Newport offers the example of the Facebook ‘like’ button. Originally created to clean up comment sections flooded with one word responses such as “cool” or “awesome,” the like button ended up altering the experience of being online. Getting likes on a post became a public display of social affirmation. Users began optimizing their posts to increase likes. Suddenly a feature created to clean up comment sections became a social media end in itself — a result no engineer ever imagined.

The parallels with email and chat are clear. But how do companies overcome the unintended consequences of tapping into the hyperactive hive mind? Is it even possible to go back? Newport thinks it is, although no one has really figured it out yet. However, he does offer advice for making improvements in the right direction. 

The Next Model T Revolution

Henry Ford revolutionized the manufacturing process forever when he developed the line assembly work process in place of the old craft process. Whereas the craft process required a dozen or so workers to crowd around a single car and spontaneously organize its assembly (sound familiar?), line assembly focused each worker on one repeatable, highly-choreographed action. 

Newport believes the next Henry Ford-type revolution will come in the workflow processes of knowledge workers. And he believes that companies and managers have a massive role to play in this change. 

no more emailThe first thing managers should do is discard (or at least reconsider) the reigning philosophy of granting employees complete autonomy to organize their work processes and communication. While knowledge workers can’t be lined up on assembly lines to write compelling ad copy or crunch spreadsheets, they can and should be given guidelines on how to best track projects and communicate information. 

Newport highlights a distinction here between two elements: “workflow execution” and “workflow processes.” Workflow execution is the act of actually doing work. While workflow processes are how we talk about and organize work. The latter is where the gains are to be had. And that means pushing back against the frenetic flood of disconnected messages. 

Focus on Process Over People

Rather than submit to the hive mind, managers should actively and deliberately develop better workflow processes with the input of their teams. The goal of these processes should be to “better optimize the human brain’s ability to substantially add value to information.” In short, to do our work with deep and deliberate focus so that it is of the highest quality. (No surprise, Newport wrote a previous book was called “Deep Work.”)

This means focusing on reducing the amount of task switching and minimizing the feeling of communication overload. To a large extent, the exact remedy for this will depend on individual organizations, because no one has really figured it out. But it is incumbent on managers to experiment with solutions. 

In contrast to the hyperfocus of so many companies on people (hiring the perfect candidate), Newport foregrounds processes. He says, “Introducing smart production processes to knowledge work can dramatically increase performance and make the work much less draining.” 

So what makes a good workflow process? Newport divides it into three elements: 

  1. It’s easy to review who’s working on what and how it’s progressing.
  2. The work can happen with minimal unscheduled communication.
  3. There’s a known procedure for updating assignments as they progress. 

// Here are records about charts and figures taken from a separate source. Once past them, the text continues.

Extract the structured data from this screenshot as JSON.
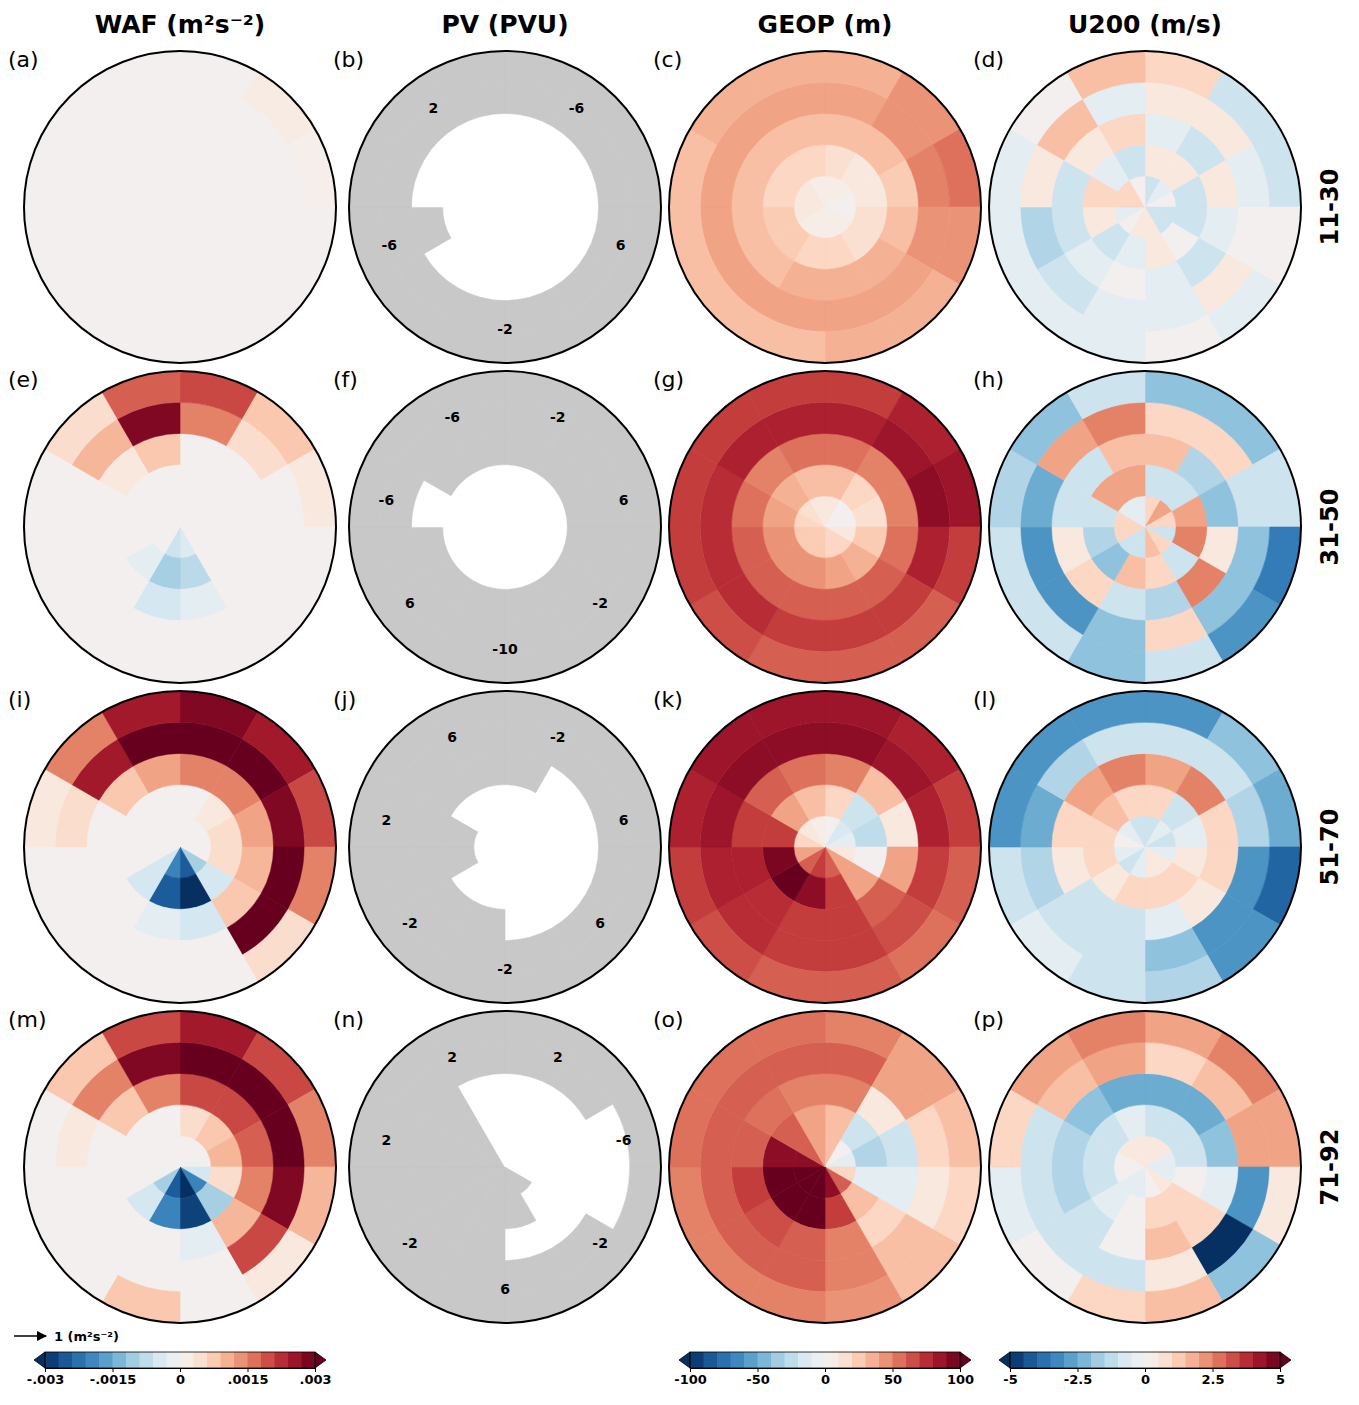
{
  "figure": {
    "columns": [
      {
        "title": "WAF (m²s⁻²)",
        "colorbar": {
          "range": [
            -0.003,
            0.003
          ],
          "ticks": [
            {
              "value": -0.003,
              "label": "-.003"
            },
            {
              "value": -0.0015,
              "label": "-.0015"
            },
            0,
            {
              "value": 0.0015,
              "label": ".0015"
            },
            {
              "value": 0.003,
              "label": ".003"
            }
          ]
        }
      },
      {
        "title": "PV (PVU)"
      },
      {
        "title": "GEOP (m)",
        "colorbar": {
          "range": [
            -100,
            100
          ],
          "ticks": [
            -100,
            -50,
            0,
            50,
            100
          ]
        }
      },
      {
        "title": "U200 (m/s)",
        "colorbar": {
          "range": [
            -5,
            5
          ],
          "ticks": [
            -5,
            -2.5,
            0,
            2.5,
            5
          ]
        }
      }
    ],
    "rows": [
      "11-30",
      "31-50",
      "51-70",
      "71-92"
    ],
    "vector_key": "1 (m²s⁻²)"
  },
  "chart_data": [
    {
      "type": "polar_heatmap",
      "title": "(a)",
      "values": [
        [
          0,
          0,
          0,
          0,
          0,
          0,
          0,
          0,
          0,
          0,
          0,
          0
        ],
        [
          0,
          0,
          0,
          0,
          0,
          0,
          0,
          0,
          0,
          0,
          0,
          0
        ],
        [
          0,
          0,
          0,
          0,
          0,
          0,
          0,
          0,
          0,
          0,
          0,
          0
        ],
        [
          0,
          0,
          0,
          0,
          0,
          0,
          0,
          0,
          0,
          0,
          0,
          0
        ],
        [
          0,
          0.0002,
          0.0001,
          0,
          0,
          0,
          0,
          0,
          0,
          0,
          0,
          0
        ]
      ]
    },
    {
      "type": "polar_contour",
      "title": "(b)",
      "color": "#c8c8c8",
      "labels": [
        -6,
        6,
        -2,
        -6,
        2
      ],
      "values": [
        [
          1,
          1,
          1,
          0.5,
          0.5,
          0.5,
          0.5,
          0.5,
          0.5,
          1,
          1,
          1
        ],
        [
          1,
          1,
          1,
          0.5,
          0,
          0.5,
          0.5,
          0.5,
          0.5,
          0.5,
          0.5,
          1
        ],
        [
          0.5,
          0.5,
          0.5,
          0.5,
          0.3,
          0.2,
          0.2,
          0.2,
          -1,
          0.3,
          0.3,
          0.3
        ],
        [
          -1,
          -2,
          -3,
          -2,
          -1,
          -0.5,
          -1,
          -1,
          -2,
          -1,
          -0.5,
          -0.5
        ],
        [
          -6,
          -6,
          -8,
          -6,
          -6,
          -6,
          -6,
          -6,
          -6,
          -6,
          -6,
          -6
        ]
      ]
    },
    {
      "type": "polar_heatmap",
      "title": "(c)",
      "values": [
        [
          5,
          5,
          0,
          0,
          5,
          5,
          5,
          5,
          10,
          10,
          10,
          5
        ],
        [
          15,
          10,
          10,
          15,
          15,
          20,
          20,
          25,
          25,
          20,
          20,
          20
        ],
        [
          30,
          30,
          25,
          30,
          35,
          35,
          35,
          30,
          30,
          30,
          30,
          30
        ],
        [
          40,
          45,
          50,
          45,
          40,
          40,
          40,
          40,
          40,
          40,
          40,
          40
        ],
        [
          35,
          45,
          55,
          45,
          35,
          35,
          30,
          30,
          30,
          30,
          35,
          35
        ]
      ]
    },
    {
      "type": "polar_heatmap",
      "title": "(d)",
      "values": [
        [
          -1,
          -0.5,
          0,
          -1,
          -1,
          0.5,
          0.5,
          0,
          -0.5,
          1,
          1,
          0
        ],
        [
          0.5,
          0.5,
          -1,
          -1,
          0,
          0.5,
          -0.5,
          -1,
          0.5,
          1,
          -0.5,
          -1
        ],
        [
          -0.5,
          -1,
          0.5,
          -0.5,
          -1,
          -0.5,
          0,
          -0.5,
          -1,
          -1,
          0.5,
          1
        ],
        [
          0.5,
          0.5,
          -0.5,
          0,
          0.5,
          -0.5,
          -0.5,
          -1,
          -1.5,
          0.5,
          1.5,
          -0.5
        ],
        [
          1,
          -1,
          -1,
          0,
          -0.5,
          0,
          -0.5,
          -0.5,
          -0.5,
          -0.5,
          0,
          1.5
        ]
      ]
    },
    {
      "type": "polar_heatmap",
      "title": "(e)",
      "values": [
        [
          0,
          0,
          0,
          0,
          0,
          -0.0004,
          -0.0006,
          0,
          0,
          0,
          0,
          0
        ],
        [
          0,
          0,
          0,
          0,
          0,
          -0.0008,
          -0.001,
          -0.0003,
          0,
          0,
          0,
          0
        ],
        [
          0,
          0,
          0,
          0,
          0,
          -0.0003,
          -0.0005,
          0,
          0,
          0,
          0.0003,
          0.0008
        ],
        [
          0.0015,
          0.0005,
          0,
          0,
          0,
          0,
          0,
          0,
          0,
          0,
          0.001,
          0.0028
        ],
        [
          0.002,
          0.0008,
          0.0003,
          0,
          0,
          0,
          0,
          0,
          0,
          0,
          0.0005,
          0.0018
        ]
      ]
    },
    {
      "type": "polar_contour",
      "title": "(f)",
      "color": "#c8c8c8",
      "labels": [
        -2,
        6,
        -2,
        -10,
        6,
        -6,
        -6
      ],
      "values": [
        [
          1,
          1,
          0.5,
          0.5,
          0.5,
          0.5,
          0.5,
          1,
          1,
          1,
          1,
          1
        ],
        [
          1,
          1,
          1,
          1,
          0.5,
          0.5,
          0.5,
          0.5,
          0.5,
          0.5,
          0.5,
          1
        ],
        [
          -0.5,
          -1,
          -1,
          -1,
          -0.5,
          -1,
          -1,
          -1,
          -1,
          0.3,
          -0.5,
          -0.5
        ],
        [
          -3,
          -6,
          -8,
          -3,
          -3,
          -3,
          -3,
          -3,
          -3,
          -2,
          -2,
          -2
        ],
        [
          -6,
          -8,
          -10,
          -6,
          -6,
          -6,
          -6,
          -6,
          -6,
          -6,
          -6,
          -6
        ]
      ]
    },
    {
      "type": "polar_heatmap",
      "title": "(g)",
      "values": [
        [
          10,
          0,
          0,
          10,
          20,
          20,
          25,
          25,
          25,
          20,
          15,
          10
        ],
        [
          30,
          20,
          15,
          25,
          35,
          40,
          45,
          45,
          45,
          40,
          35,
          30
        ],
        [
          55,
          50,
          50,
          55,
          60,
          60,
          60,
          60,
          60,
          55,
          50,
          55
        ],
        [
          80,
          85,
          90,
          80,
          70,
          70,
          70,
          75,
          75,
          75,
          80,
          80
        ],
        [
          70,
          80,
          85,
          70,
          60,
          60,
          60,
          65,
          70,
          70,
          70,
          70
        ]
      ]
    },
    {
      "type": "polar_heatmap",
      "title": "(h)",
      "values": [
        [
          1,
          2,
          1,
          -1,
          1,
          1.5,
          -1,
          -1,
          1,
          1,
          -0.5,
          -0.5
        ],
        [
          -1,
          -1,
          2,
          2.5,
          -1,
          1,
          1.5,
          -2,
          -1.5,
          -1,
          2,
          2
        ],
        [
          1.5,
          -1.5,
          -2,
          0.5,
          2.5,
          -1.5,
          -1,
          1,
          0.5,
          -1,
          -1,
          1.5
        ],
        [
          1,
          1,
          -1,
          -2,
          -2,
          1,
          -2,
          -3,
          -3,
          -2.5,
          2,
          2.5
        ],
        [
          -2,
          -2,
          -1,
          -3.5,
          -3,
          -1,
          -2,
          -1,
          -1,
          -1.5,
          -2,
          -1
        ]
      ]
    },
    {
      "type": "polar_heatmap",
      "title": "(i)",
      "values": [
        [
          0,
          0,
          0,
          0,
          -0.001,
          -0.0025,
          -0.002,
          -0.0005,
          0,
          0,
          0,
          0
        ],
        [
          0,
          0.0003,
          0.0005,
          0.0005,
          -0.0005,
          -0.003,
          -0.0025,
          -0.0005,
          0,
          0,
          0,
          0
        ],
        [
          0.0015,
          0.0015,
          0.0012,
          0.001,
          0.0008,
          -0.0005,
          -0.0003,
          0,
          0,
          0,
          0.0008,
          0.0012
        ],
        [
          0.003,
          0.003,
          0.0028,
          0.003,
          0.0032,
          0,
          0,
          0,
          0,
          0.0005,
          0.0025,
          0.003
        ],
        [
          0.0028,
          0.0025,
          0.002,
          0.0015,
          0.0005,
          0,
          0,
          0,
          0,
          0.0003,
          0.0015,
          0.0025
        ]
      ]
    },
    {
      "type": "polar_contour",
      "title": "(j)",
      "color": "#c8c8c8",
      "labels": [
        -2,
        6,
        6,
        -2,
        -2,
        2,
        6
      ],
      "values": [
        [
          2,
          2,
          2,
          2,
          1,
          0.5,
          0.5,
          0.5,
          0.5,
          0.5,
          1,
          1
        ],
        [
          2,
          3,
          3,
          2,
          1,
          0.5,
          0.5,
          0.5,
          -0.5,
          -0.5,
          0.5,
          1
        ],
        [
          -1,
          0.5,
          2,
          1,
          0.5,
          0.3,
          -1,
          -1,
          -1,
          -1,
          -1,
          -1
        ],
        [
          -2,
          -3,
          -4,
          -3,
          -2,
          -2,
          -2,
          -2,
          -2,
          -2,
          -2,
          -2
        ],
        [
          -6,
          -6,
          -8,
          -6,
          -6,
          -6,
          -6,
          -6,
          -6,
          -6,
          -6,
          -6
        ]
      ]
    },
    {
      "type": "polar_heatmap",
      "title": "(k)",
      "values": [
        [
          0,
          -15,
          -10,
          10,
          40,
          60,
          70,
          60,
          40,
          20,
          10,
          5
        ],
        [
          20,
          -20,
          -25,
          0,
          40,
          70,
          90,
          100,
          95,
          70,
          40,
          30
        ],
        [
          50,
          30,
          10,
          40,
          60,
          70,
          70,
          75,
          80,
          70,
          60,
          55
        ],
        [
          90,
          85,
          80,
          70,
          65,
          70,
          70,
          75,
          80,
          85,
          90,
          90
        ],
        [
          85,
          80,
          70,
          60,
          55,
          60,
          60,
          65,
          70,
          80,
          85,
          85
        ]
      ]
    },
    {
      "type": "polar_heatmap",
      "title": "(l)",
      "values": [
        [
          -1,
          -0.5,
          -1,
          -0.5,
          0.5,
          0.5,
          -0.5,
          -1,
          -0.5,
          0,
          -0.5,
          -1
        ],
        [
          1,
          -1,
          -0.5,
          0.5,
          1,
          1,
          1,
          0.5,
          1,
          1,
          1.5,
          1
        ],
        [
          2,
          2.5,
          1,
          1,
          0.5,
          -0.5,
          -1,
          -1,
          0.5,
          1,
          2,
          2.5
        ],
        [
          -1,
          -1,
          -1.5,
          -3,
          -3,
          -2,
          -1,
          -1,
          -1.5,
          -2.5,
          -1.5,
          -1
        ],
        [
          -3,
          -2,
          -2.5,
          -4,
          -3,
          -1.5,
          -1,
          -0.5,
          -1,
          -3,
          -3,
          -3
        ]
      ]
    },
    {
      "type": "polar_heatmap",
      "title": "(m)",
      "values": [
        [
          0,
          0,
          0,
          -0.0005,
          -0.002,
          -0.003,
          -0.0025,
          -0.001,
          0,
          0,
          0,
          0
        ],
        [
          0.0005,
          0.0008,
          0.001,
          0.0005,
          -0.001,
          -0.0028,
          -0.002,
          -0.0005,
          0,
          0,
          0,
          0
        ],
        [
          0.002,
          0.002,
          0.0018,
          0.0015,
          0.001,
          -0.0003,
          0,
          0,
          0,
          0,
          0.0008,
          0.0015
        ],
        [
          0.003,
          0.003,
          0.003,
          0.0028,
          0.002,
          0,
          0,
          0,
          0,
          0.0003,
          0.0015,
          0.0028
        ],
        [
          0.0025,
          0.002,
          0.0015,
          0.001,
          0.0003,
          0,
          0.0008,
          0,
          0,
          0,
          0.0008,
          0.002
        ]
      ]
    },
    {
      "type": "polar_contour",
      "title": "(n)",
      "color": "#c8c8c8",
      "labels": [
        2,
        -6,
        -2,
        6,
        -2,
        2,
        2
      ],
      "values": [
        [
          1,
          2,
          2,
          1,
          -1,
          -2,
          -3,
          -3,
          -3,
          -2,
          -1,
          0.5
        ],
        [
          2,
          3,
          4,
          3,
          1,
          -1,
          -2,
          -3,
          -4,
          -3,
          -2,
          1
        ],
        [
          2,
          3,
          3,
          2,
          1,
          0.5,
          -1,
          -2,
          -2,
          -2,
          -1,
          0.5
        ],
        [
          -2,
          -1,
          0.5,
          0.5,
          -1,
          -2,
          -2,
          -2,
          -2,
          -2,
          -2,
          -2
        ],
        [
          -6,
          -6,
          -6,
          -6,
          -6,
          -6,
          -2,
          -6,
          -6,
          -6,
          -6,
          -6
        ]
      ]
    },
    {
      "type": "polar_heatmap",
      "title": "(o)",
      "values": [
        [
          30,
          0,
          -10,
          20,
          60,
          90,
          110,
          110,
          110,
          90,
          60,
          40
        ],
        [
          30,
          -20,
          -30,
          -10,
          30,
          70,
          100,
          110,
          110,
          90,
          60,
          40
        ],
        [
          50,
          10,
          -20,
          -10,
          20,
          50,
          60,
          65,
          70,
          60,
          55,
          50
        ],
        [
          60,
          40,
          20,
          10,
          30,
          50,
          60,
          60,
          60,
          60,
          60,
          60
        ],
        [
          50,
          40,
          30,
          20,
          30,
          45,
          50,
          50,
          50,
          55,
          55,
          55
        ]
      ]
    },
    {
      "type": "polar_heatmap",
      "title": "(p)",
      "values": [
        [
          0.5,
          0.5,
          -0.5,
          -0.5,
          0.5,
          0,
          -0.5,
          -0.5,
          0,
          0,
          0.5,
          0.5
        ],
        [
          -1,
          -1,
          -1,
          0,
          1,
          1,
          0,
          -0.5,
          -1,
          -1,
          -1,
          -0.5
        ],
        [
          -2.5,
          -2.5,
          -2,
          -0.5,
          1,
          1.5,
          0,
          -1,
          -1.5,
          -1.5,
          -2,
          -2.5
        ],
        [
          1,
          1.5,
          2,
          -3,
          -5,
          0.5,
          -1,
          -1,
          -1,
          -1,
          1.5,
          2
        ],
        [
          2,
          2.5,
          2,
          0.5,
          -2,
          1.5,
          1,
          0,
          -0.5,
          1,
          2,
          2.5
        ]
      ]
    }
  ]
}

The most common ways of implementing these are through either scrum or Kanban-style task boards. These protocols dictate how projects are prioritized, tracked, and discussed, thus eliminating the need for employees to conjure up the Hyperactive Hive Mind in the first place. 

While no individual worker can unilaterally decide to stop checking Slack, organizations and the managers who lead teams must start building better, more thoughtful processes for how employees organize their work and communicate it to colleagues. 

The companies who fail to move away from the dysfunctional hive mind will suffer and, ultimately, get left behind.